Employers’ liability insurance is important to protect both the worker and the business. It is so vital the government has made it a legal requirement in most instances. No one should go to work and worry about becoming injured, and employers’ liability insurance means a business should always have access to funds to pay compensation should an employee become injured, ill or die as a result of doing their job.
That does not take away the importance of health and safety at the workplace, and businesses can actually be sued for damages by their insurance provider if they are found to have been negligent.
The law states a business is liable to pay a £2,500 fine for every day it does not have a policy in place and doesn’t qualify for an exemption.
The law also states employers’ liability insurance must be held with a limit of at least £5 million.
Not only that but proof of the company’s employers’ liability insurance must be visible for all members of staff to see. That could be in the form of a poster in an accessible place or, as of 2008, it can be posted electronically. Employers must ensure members of staff know how to find it and have reasonable access to it. Failure to do so risks a £1,000 fine from the Health and Safety Executive.
Industries with higher-than-average reports of workplace injury in 2020 were agriculture, forestry, fishing, construction, accommodation and food services, manufacturing and wholesale/retail trade, according to the HSE.
Meanwhile, public administration, defence, human health and social work and education were the industries with higher-than-average ill-health among employees.
The coronavirus pandemic has put additional responsibility on employers to report any cases which may have been caused by occupational exposure to the disease. They are required to report the cases to the relevant regulatory body.
The HSE found 31,380 occupational coronavirus cases were reported between 10 April 2020 and 13 March 2021. Out of these, there were 367 deaths.
Employers’ liability insurance meaning
Employers’ liability insurance is a policy that covers the cost of compensation claims and legal costs if an employee is ill, injured or dies as a result of work.
Businesses are required by law to hold employers’ liability insurance with a minimum of £5 million coverage, according to the Employers’ Liability (Compulsory Insurance) Regulations 1998. This may need to be higher if a business carries out more dangerous work, or has a high number of employees.
The Employers’ Liability (Compulsory Insurance) Act 1969 sets out the definition of an employee and those exempt from having to hold a policy.
When is employers’ liability insurance required?
Employers’ liability insurance is required by law for almost all businesses that employ members of staff. It is not just permanent workers who qualify to be covered, but a range of contract types including zero-hours workers, children, and some freelancers and agency workers.

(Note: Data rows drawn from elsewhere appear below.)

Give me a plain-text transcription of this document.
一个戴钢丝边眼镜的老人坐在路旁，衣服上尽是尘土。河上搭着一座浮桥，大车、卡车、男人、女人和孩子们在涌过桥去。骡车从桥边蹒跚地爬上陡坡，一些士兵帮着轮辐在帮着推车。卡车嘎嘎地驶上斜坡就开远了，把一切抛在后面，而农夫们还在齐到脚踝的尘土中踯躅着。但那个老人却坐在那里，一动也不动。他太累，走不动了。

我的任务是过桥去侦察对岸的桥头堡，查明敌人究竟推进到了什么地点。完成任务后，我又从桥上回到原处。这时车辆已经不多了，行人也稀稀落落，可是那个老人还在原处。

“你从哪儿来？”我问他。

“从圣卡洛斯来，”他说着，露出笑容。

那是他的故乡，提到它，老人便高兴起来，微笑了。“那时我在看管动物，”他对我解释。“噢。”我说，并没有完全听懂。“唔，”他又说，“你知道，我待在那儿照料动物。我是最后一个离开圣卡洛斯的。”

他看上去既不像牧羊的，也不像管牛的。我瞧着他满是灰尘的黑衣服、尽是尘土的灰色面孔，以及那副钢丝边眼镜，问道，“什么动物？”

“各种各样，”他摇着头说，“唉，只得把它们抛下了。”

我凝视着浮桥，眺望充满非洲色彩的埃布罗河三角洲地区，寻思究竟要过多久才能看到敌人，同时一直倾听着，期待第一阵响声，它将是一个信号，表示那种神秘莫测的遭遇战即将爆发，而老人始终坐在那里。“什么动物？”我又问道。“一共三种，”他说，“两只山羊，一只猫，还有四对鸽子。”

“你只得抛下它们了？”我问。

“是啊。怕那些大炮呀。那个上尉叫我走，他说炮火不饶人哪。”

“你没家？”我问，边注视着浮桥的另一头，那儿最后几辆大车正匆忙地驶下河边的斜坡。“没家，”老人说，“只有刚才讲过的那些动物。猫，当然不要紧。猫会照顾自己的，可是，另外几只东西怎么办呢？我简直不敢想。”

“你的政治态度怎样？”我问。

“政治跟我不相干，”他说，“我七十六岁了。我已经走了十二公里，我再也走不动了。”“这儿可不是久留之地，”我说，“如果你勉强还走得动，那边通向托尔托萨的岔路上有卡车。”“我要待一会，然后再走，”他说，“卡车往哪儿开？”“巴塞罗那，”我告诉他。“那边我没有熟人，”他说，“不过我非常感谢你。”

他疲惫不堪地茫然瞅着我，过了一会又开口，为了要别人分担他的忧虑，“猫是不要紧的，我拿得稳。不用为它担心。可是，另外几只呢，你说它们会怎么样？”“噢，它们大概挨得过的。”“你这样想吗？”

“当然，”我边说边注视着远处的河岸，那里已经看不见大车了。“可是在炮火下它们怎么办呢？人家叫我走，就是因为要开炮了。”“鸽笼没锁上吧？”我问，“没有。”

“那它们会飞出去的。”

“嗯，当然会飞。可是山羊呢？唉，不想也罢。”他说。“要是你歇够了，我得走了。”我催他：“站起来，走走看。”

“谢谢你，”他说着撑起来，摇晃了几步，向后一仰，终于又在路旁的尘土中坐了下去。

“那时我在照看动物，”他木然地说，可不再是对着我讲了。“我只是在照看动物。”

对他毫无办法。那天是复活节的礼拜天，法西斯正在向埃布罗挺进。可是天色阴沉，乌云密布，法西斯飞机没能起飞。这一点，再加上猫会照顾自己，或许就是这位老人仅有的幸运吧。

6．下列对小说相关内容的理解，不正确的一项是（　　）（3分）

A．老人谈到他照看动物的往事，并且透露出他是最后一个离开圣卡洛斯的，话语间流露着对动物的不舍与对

While there are some exclusions, anyone who falls into these categories needs to be covered by employers’ liability insurance:
- Has equipment and materials provided by the business.
- Has national insurance and income tax deducted by the business.
- Has hours and location set by the business.
- Is not allowed to subcontract work out.
- Has the same work conditions for the same work as other employees who do qualify for employers’ liability insurance.
- Must share profits with the business.
When is employers’ liability insurance not required?
There are some instances where a worker does not qualify for employers’ liability insurance by law. Some businesses choose to take out a policy for them regardless as 700,000 people suffered an injury at work in 2019/20 according to the Health and Safety Executive’s Labour Force Survey. Another 1.6million people suffered a work-related illness in Great Britain in the same year, the HSE said. And £16.2 billion was the estimated cost of injuries and ill-health from working conditions.
But legally a business is not required to take out employers’ liability insurance for anyone who:
- Uses their own equipment and materials to carry out the work.
- Operates as a business and does not have income tax and national insurance deducted by the employer. However, if the worker is classed as self-employed for their own tax benefits but is treated the same as other members of staff they still require employers’ liability insurance.
- Chooses their own hours and location of work and can subcontract work out.
- Is a close family member. This rule does not apply in limited companies. A close family member is defined as either: Husband, wife, civil partner, father, mother, grandfather, grandmother, stepfather, stepmother, son, daughter, grandson, granddaughter, stepson, stepdaughter, brother, sister, half-brother or half-sister, according to the Health and Safety Executive.
- Is based abroad and is not in Great Britain for more than 14 consecutive days, or more than seven on an offshore location.
Certain organisations do not need employers’ liability insurance and these are largely in the public sector:
- Health service bodies i.e. The NHS, primary care trusts and Scottish health boards.
- Publicly-funded organisations such as courts.
- Most government departments, local authorities, police and other nationalised industries.
- Family businesses that do not operate as a limited company. As explained above, the business owner’s closely-related family members are exempt from employers’ liability insurance, but not if they operate as a limited business.